O exame foi feito, injeções aplicadas no pescoço, na pata dianteira, três pessoas para segurar o frágil mas relutante corpo, o termômetro introduzido no ânus do animal com precisão e frieza, enquanto este nos olhava de maneira assustadoramente desafiadora, como se a interrogar “como vocês puderam?”.

Contas pagas, conversas amigáveis para cumprir o protocolo, a veterinária nos explicava como o quadro lhe parecia o de uma bronquite talvez associada à sinusite. Até a doença dela era humana, céus, o que mais poderia nos roubar?

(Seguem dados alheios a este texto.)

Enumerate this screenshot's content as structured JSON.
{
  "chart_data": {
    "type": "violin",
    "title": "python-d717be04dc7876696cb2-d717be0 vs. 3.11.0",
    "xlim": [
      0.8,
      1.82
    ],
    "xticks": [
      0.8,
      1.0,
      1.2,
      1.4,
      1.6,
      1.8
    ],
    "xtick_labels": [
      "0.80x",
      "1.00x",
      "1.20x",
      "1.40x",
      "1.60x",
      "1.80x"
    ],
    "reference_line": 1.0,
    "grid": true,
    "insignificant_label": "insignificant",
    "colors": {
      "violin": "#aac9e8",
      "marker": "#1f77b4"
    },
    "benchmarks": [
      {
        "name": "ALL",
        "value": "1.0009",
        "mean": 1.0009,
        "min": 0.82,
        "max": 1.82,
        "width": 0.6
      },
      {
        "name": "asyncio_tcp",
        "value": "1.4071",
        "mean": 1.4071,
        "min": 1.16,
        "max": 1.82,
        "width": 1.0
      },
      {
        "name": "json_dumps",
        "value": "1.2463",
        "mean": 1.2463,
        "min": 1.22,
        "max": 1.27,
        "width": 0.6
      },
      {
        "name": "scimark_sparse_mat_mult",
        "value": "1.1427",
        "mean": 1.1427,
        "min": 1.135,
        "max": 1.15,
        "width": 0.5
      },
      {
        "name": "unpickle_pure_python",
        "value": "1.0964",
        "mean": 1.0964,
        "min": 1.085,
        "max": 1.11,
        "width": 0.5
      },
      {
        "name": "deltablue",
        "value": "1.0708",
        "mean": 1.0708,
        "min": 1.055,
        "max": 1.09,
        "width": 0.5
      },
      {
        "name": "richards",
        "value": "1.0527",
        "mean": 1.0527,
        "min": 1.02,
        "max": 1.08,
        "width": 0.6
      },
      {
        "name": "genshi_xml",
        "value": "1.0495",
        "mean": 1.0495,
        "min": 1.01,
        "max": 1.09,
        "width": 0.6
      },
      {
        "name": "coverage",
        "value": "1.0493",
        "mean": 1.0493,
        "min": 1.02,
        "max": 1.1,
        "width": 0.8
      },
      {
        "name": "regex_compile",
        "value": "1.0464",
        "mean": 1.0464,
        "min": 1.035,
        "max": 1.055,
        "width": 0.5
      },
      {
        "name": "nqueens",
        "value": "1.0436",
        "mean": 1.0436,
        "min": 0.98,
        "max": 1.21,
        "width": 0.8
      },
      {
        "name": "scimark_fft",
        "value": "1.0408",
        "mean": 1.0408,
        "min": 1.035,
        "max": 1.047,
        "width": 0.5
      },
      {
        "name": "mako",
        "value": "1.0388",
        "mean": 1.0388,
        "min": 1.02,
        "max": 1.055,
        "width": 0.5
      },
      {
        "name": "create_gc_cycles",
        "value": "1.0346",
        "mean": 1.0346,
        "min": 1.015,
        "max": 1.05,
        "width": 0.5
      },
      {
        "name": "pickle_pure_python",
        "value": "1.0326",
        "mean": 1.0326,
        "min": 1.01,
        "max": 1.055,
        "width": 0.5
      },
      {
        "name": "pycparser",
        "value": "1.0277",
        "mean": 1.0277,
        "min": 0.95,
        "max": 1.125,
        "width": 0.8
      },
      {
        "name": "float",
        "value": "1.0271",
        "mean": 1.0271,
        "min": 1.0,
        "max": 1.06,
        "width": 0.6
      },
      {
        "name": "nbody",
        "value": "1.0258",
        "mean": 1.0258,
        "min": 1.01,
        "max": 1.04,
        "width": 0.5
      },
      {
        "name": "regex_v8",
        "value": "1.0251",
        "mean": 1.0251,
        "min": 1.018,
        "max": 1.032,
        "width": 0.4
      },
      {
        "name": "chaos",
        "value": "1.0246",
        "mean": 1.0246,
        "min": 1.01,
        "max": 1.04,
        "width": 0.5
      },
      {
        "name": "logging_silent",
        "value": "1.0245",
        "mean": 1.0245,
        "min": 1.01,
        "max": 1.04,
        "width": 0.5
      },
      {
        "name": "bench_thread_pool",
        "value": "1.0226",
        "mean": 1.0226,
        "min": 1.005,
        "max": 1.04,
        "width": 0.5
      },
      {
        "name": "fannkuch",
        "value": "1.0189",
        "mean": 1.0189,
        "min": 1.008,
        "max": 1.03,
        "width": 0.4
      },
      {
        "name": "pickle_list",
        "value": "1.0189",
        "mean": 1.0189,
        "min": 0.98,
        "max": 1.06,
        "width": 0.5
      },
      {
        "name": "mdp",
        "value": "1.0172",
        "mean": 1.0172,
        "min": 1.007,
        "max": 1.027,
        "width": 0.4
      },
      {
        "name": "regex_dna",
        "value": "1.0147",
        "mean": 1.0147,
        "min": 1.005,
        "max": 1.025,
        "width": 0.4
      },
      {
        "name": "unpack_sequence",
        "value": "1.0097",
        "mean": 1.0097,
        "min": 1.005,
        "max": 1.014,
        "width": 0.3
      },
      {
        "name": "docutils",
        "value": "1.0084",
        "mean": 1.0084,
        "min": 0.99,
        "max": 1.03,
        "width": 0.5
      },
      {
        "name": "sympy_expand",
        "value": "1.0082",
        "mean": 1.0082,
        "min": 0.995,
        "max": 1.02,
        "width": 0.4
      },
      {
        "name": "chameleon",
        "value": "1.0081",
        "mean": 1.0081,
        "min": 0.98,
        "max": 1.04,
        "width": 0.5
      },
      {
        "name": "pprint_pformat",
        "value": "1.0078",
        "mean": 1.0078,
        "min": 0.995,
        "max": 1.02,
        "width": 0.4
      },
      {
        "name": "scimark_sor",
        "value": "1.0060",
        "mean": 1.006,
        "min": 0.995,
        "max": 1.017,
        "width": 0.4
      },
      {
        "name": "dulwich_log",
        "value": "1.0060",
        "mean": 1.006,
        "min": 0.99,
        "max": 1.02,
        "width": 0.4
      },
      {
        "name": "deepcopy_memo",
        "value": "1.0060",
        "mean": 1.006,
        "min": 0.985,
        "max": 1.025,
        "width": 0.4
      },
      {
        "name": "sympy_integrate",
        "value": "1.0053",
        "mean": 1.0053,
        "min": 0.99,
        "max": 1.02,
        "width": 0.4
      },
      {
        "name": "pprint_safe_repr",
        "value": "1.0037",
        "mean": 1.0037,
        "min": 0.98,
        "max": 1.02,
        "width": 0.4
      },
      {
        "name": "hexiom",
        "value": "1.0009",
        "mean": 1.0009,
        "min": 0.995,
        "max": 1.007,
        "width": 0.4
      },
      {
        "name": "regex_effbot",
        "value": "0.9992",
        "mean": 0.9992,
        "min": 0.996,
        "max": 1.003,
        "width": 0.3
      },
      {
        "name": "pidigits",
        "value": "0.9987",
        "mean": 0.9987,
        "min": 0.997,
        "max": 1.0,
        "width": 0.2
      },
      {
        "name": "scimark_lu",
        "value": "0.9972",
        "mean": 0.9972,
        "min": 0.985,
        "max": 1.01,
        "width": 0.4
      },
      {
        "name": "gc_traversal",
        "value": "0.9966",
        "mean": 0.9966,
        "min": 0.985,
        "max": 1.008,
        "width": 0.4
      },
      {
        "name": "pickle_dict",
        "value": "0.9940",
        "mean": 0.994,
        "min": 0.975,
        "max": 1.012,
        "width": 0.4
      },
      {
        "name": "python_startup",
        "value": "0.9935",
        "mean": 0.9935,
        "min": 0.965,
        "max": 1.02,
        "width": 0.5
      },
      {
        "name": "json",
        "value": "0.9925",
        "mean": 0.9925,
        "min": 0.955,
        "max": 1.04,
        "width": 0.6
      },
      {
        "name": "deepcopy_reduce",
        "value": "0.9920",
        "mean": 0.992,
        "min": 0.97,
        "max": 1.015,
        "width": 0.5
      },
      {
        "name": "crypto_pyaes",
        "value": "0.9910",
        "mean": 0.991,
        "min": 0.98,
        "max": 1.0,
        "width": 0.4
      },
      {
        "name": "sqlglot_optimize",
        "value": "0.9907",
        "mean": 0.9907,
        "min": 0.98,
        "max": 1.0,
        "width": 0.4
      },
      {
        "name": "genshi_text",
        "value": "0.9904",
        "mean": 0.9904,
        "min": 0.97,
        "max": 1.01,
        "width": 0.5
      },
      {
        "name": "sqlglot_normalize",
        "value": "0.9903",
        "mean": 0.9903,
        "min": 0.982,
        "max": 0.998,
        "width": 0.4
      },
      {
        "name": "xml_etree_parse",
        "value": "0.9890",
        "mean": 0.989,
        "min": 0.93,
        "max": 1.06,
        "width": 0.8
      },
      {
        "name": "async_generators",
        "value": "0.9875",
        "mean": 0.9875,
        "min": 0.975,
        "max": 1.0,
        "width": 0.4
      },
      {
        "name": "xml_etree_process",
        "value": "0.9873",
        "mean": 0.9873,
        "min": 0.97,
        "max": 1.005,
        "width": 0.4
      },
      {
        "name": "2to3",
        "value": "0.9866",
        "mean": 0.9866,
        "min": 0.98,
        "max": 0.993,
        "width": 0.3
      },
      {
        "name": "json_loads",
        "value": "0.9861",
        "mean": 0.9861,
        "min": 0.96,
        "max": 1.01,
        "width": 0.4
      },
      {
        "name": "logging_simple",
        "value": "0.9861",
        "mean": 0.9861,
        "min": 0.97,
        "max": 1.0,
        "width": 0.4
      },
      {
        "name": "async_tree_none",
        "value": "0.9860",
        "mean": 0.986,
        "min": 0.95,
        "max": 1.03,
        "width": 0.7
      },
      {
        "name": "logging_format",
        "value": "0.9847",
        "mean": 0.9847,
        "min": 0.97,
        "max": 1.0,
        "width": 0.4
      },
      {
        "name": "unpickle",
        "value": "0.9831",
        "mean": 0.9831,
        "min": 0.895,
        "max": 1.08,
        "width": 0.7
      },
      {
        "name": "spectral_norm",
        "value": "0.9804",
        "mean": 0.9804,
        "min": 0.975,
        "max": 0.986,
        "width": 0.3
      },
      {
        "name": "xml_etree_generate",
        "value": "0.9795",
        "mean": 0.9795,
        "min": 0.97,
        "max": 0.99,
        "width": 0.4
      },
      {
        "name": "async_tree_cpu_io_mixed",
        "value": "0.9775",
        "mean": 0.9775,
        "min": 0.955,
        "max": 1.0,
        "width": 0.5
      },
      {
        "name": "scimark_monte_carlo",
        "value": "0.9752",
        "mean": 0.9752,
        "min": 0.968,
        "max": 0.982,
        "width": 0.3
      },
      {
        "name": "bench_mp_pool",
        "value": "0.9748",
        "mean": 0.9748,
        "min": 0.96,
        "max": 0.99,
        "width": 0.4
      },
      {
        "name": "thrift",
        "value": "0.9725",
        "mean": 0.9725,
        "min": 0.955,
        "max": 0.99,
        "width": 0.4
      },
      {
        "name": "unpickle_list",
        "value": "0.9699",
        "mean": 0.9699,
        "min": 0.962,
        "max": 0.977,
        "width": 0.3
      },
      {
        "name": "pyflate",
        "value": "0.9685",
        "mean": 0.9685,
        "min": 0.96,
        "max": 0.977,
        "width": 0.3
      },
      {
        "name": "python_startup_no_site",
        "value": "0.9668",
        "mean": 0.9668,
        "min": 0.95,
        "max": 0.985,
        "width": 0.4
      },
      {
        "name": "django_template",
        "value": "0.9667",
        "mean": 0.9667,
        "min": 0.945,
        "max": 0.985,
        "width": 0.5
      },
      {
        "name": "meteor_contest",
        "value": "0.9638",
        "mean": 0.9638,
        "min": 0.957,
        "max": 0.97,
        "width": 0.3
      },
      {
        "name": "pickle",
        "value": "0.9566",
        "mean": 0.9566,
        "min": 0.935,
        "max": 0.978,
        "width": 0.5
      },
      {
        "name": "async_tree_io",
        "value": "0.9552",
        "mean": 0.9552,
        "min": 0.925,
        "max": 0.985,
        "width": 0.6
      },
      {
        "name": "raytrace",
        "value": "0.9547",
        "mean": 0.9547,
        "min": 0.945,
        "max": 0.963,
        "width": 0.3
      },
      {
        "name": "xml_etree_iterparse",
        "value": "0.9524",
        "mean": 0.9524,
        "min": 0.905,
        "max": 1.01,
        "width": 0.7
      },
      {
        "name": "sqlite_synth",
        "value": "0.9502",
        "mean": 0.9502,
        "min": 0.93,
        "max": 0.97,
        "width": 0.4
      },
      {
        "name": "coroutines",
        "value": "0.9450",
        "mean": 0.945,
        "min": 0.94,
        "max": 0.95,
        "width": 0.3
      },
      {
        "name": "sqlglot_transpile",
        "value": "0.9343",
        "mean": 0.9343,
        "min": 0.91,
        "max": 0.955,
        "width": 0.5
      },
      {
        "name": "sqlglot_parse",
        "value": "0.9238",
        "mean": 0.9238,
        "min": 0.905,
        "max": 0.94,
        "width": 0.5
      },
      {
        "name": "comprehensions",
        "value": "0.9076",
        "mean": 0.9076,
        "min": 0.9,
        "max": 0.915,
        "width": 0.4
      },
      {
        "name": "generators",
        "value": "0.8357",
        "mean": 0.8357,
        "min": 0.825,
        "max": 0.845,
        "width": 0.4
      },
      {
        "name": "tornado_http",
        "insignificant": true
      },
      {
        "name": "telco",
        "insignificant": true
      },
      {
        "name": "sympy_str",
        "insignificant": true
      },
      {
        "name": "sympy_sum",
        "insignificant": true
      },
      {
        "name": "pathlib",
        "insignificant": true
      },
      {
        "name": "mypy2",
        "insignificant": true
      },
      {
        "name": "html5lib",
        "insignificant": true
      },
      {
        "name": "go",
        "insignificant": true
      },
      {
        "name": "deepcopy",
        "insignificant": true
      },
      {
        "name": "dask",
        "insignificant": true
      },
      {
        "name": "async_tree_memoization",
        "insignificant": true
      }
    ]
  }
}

Despedimo-nos, sabendo que a volta seria diferente da ida. Algo mudara nos dois lados. A gata, andando pouco, em círculos, demonstrava uma soberba resignada, em sua estoica solidão de felino, enquanto seus olhos me fitavam, da mesma forma que os meus fitavam os dela.

Nunca foi segredo para ninguém que eu não gostava muito dela, mas neste instante, nesta cumplicidade do saber-se vivo para fazer tanta coisa de que não gostávamos, parecíamos nos compreender, no mesmo silêncio, no mesmo andar em círculos.